EXPLOITING CBF DEPENDENCY IN B-ACUTE LYMPHOBLASTIC LEUKAEMIA AS A NOVEL THERAPEUTIC APPROACH

Leukaemia is the most common childhood cancer and acute lymphoblastic leukaemia (ALL) is responsible for a third of all childhood cancer deaths. Despite the overall good prognosis, failure to eradicate the disease leads to relapse in ∼20% of patients and survival rates for infants are less than 50%. There is therefore a clear unmet need for less toxic and more effective targeted treatments. ETV6-RUNX1 translocation is the first-hit event in ∼25% of B-ALLs, initiating a clinically silent pre-leukaemia in utero.
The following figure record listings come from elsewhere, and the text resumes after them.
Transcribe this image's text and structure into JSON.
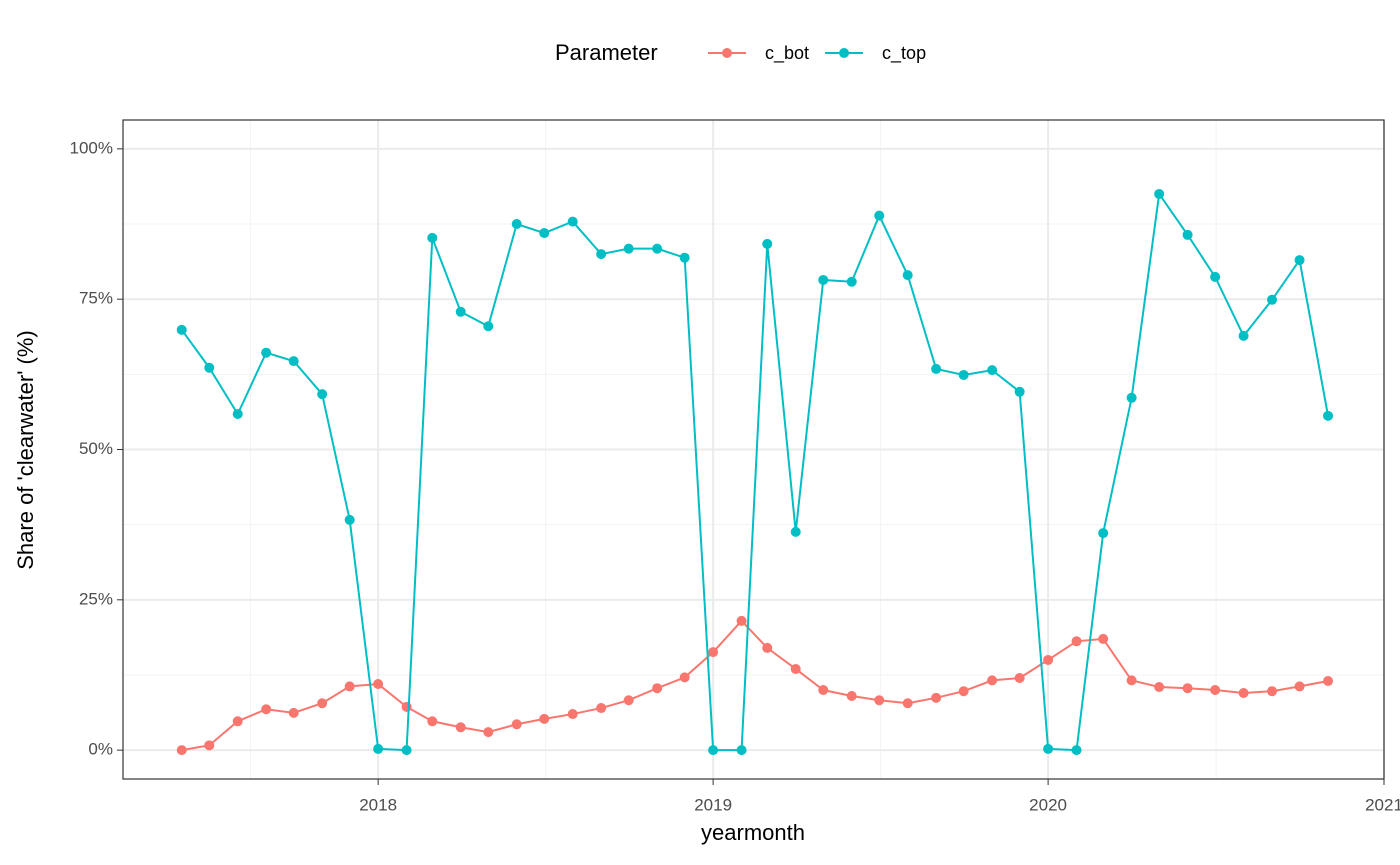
{
  "chart_data": {
    "type": "line",
    "y_label": "Share of 'clearwater' (%)",
    "x_label": "yearmonth",
    "legend_title": "Parameter",
    "legend_position": "top",
    "grid": true,
    "x": [
      "2017-06",
      "2017-07",
      "2017-08",
      "2017-09",
      "2017-10",
      "2017-11",
      "2017-12",
      "2018-01",
      "2018-02",
      "2018-03",
      "2018-04",
      "2018-05",
      "2018-06",
      "2018-07",
      "2018-08",
      "2018-09",
      "2018-10",
      "2018-11",
      "2018-12",
      "2019-01",
      "2019-02",
      "2019-03",
      "2019-04",
      "2019-05",
      "2019-06",
      "2019-07",
      "2019-08",
      "2019-09",
      "2019-10",
      "2019-11",
      "2019-12",
      "2020-01",
      "2020-02",
      "2020-03",
      "2020-04",
      "2020-05",
      "2020-06",
      "2020-07",
      "2020-08",
      "2020-09",
      "2020-10",
      "2020-11"
    ],
    "series": [
      {
        "name": "c_bot",
        "color": "#F8766D",
        "values": [
          0,
          0.8,
          4.8,
          6.8,
          6.2,
          7.8,
          10.6,
          11.0,
          7.2,
          4.8,
          3.8,
          3.0,
          4.3,
          5.2,
          6.0,
          7.0,
          8.3,
          10.3,
          12.1,
          16.3,
          21.5,
          17.0,
          13.5,
          10.0,
          9.0,
          8.3,
          7.8,
          8.7,
          9.8,
          11.6,
          12.0,
          15.0,
          18.1,
          18.5,
          11.6,
          10.5,
          10.3,
          10.0,
          9.5,
          9.8,
          10.6,
          11.5
        ]
      },
      {
        "name": "c_top",
        "color": "#00BFC4",
        "values": [
          69.9,
          63.6,
          55.9,
          66.1,
          64.7,
          59.2,
          38.3,
          0.2,
          0,
          85.2,
          72.9,
          70.5,
          87.5,
          86.0,
          87.9,
          82.5,
          83.4,
          83.4,
          81.9,
          0,
          0,
          84.2,
          36.3,
          78.2,
          77.9,
          88.9,
          79.0,
          63.4,
          62.4,
          63.2,
          59.6,
          0.2,
          0,
          36.1,
          58.6,
          92.5,
          85.7,
          78.7,
          68.9,
          74.9,
          81.5,
          55.6
        ]
      }
    ],
    "xlim": [
      "2017-03-29",
      "2021-01-01"
    ],
    "xticks": [
      {
        "value": "2018-01-01",
        "label": "2018"
      },
      {
        "value": "2019-01-01",
        "label": "2019"
      },
      {
        "value": "2020-01-01",
        "label": "2020"
      },
      {
        "value": "2021-01-01",
        "label": "2021"
      }
    ],
    "ylim": [
      -4.8,
      104.8
    ],
    "yticks": [
      {
        "value": 0,
        "label": "0%"
      },
      {
        "value": 25,
        "label": "25%"
      },
      {
        "value": 50,
        "label": "50%"
      },
      {
        "value": 75,
        "label": "75%"
      },
      {
        "value": 100,
        "label": "100%"
      }
    ]
  }
}
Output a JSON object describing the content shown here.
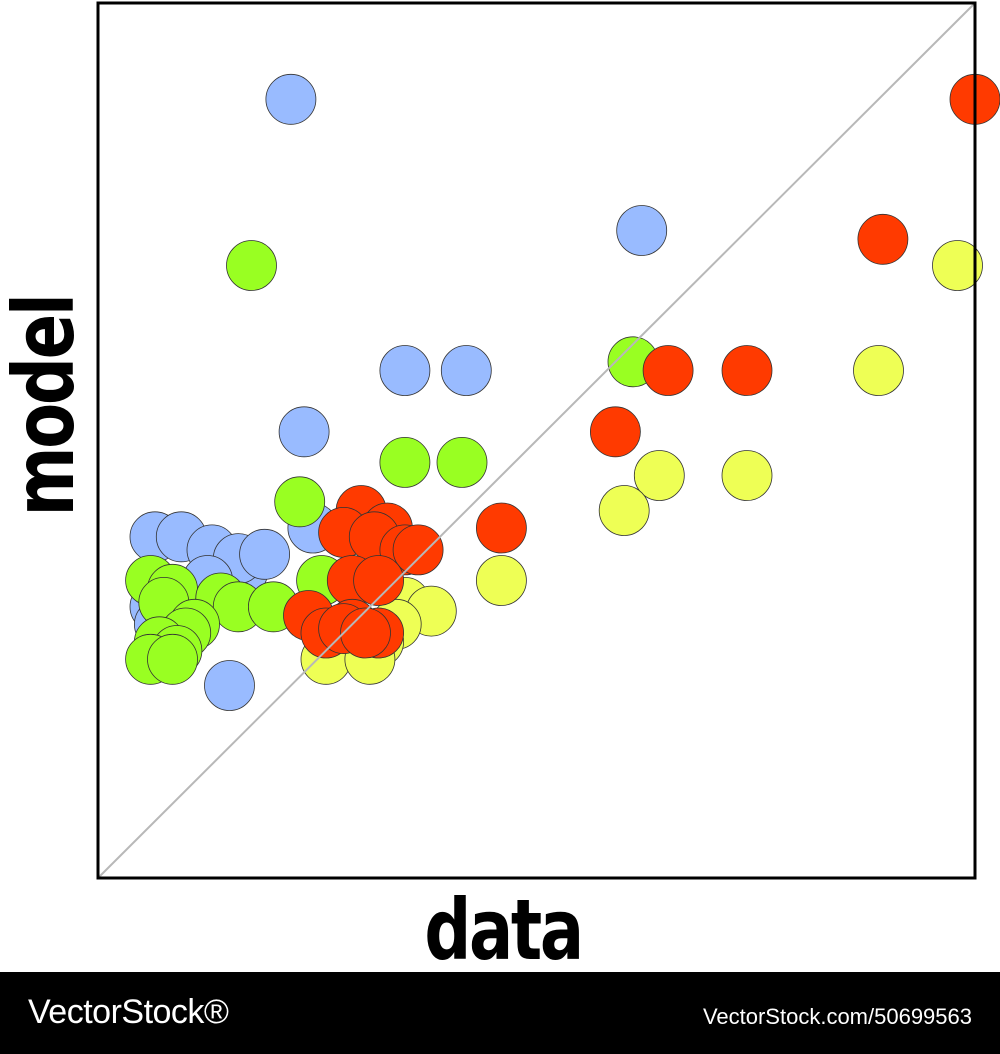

The translocation fuses almost the entire RUNX1 protein to the repressor domain of ETV6 and the chimeric product is proposed to mediate a block in B cell differentiation by repressing RUNX1 targets. Interestingly, the remaining RUNX1 allele is not mutated, but is instead often amplified suggesting an onco-supportive role of the endogenous RUNX1. Using genetic and pharmacological inhibition, we have discovered that RUNX1/CBF is essential for the growth and survival of B-ALL cells in vitro and in vivo. Global RNA-Seq on CBF-depleted B-ALL cells revealed significant downregulation of E2F and Myc signature genes along with a marked increase of p53 targets, consistent with these cells accumulating in G0 and subsequently becoming apoptotic. Notably, RNA-Seq and mass cytometry analyses of pro-B cells derived from an hiPSC ETV6-RUNX1 knockin model reveal a similar cell cycle trend indicating that ETV6-RUNX1-mediated inhibition of RUNX1 targets may induce a quiescence-like pre-leukaemic state while continued RUNX1 expression is essential for the survival of overt leukaemia. We propose that CBF-dependency is an Achilles heel of ALL cells that could be exploited by targeting either CBF itself or its key downstream nodes. By combining clinically tested compounds targeting multiple CBF effectors we aim to improve efficacy of potential treatments and circumvent resistance.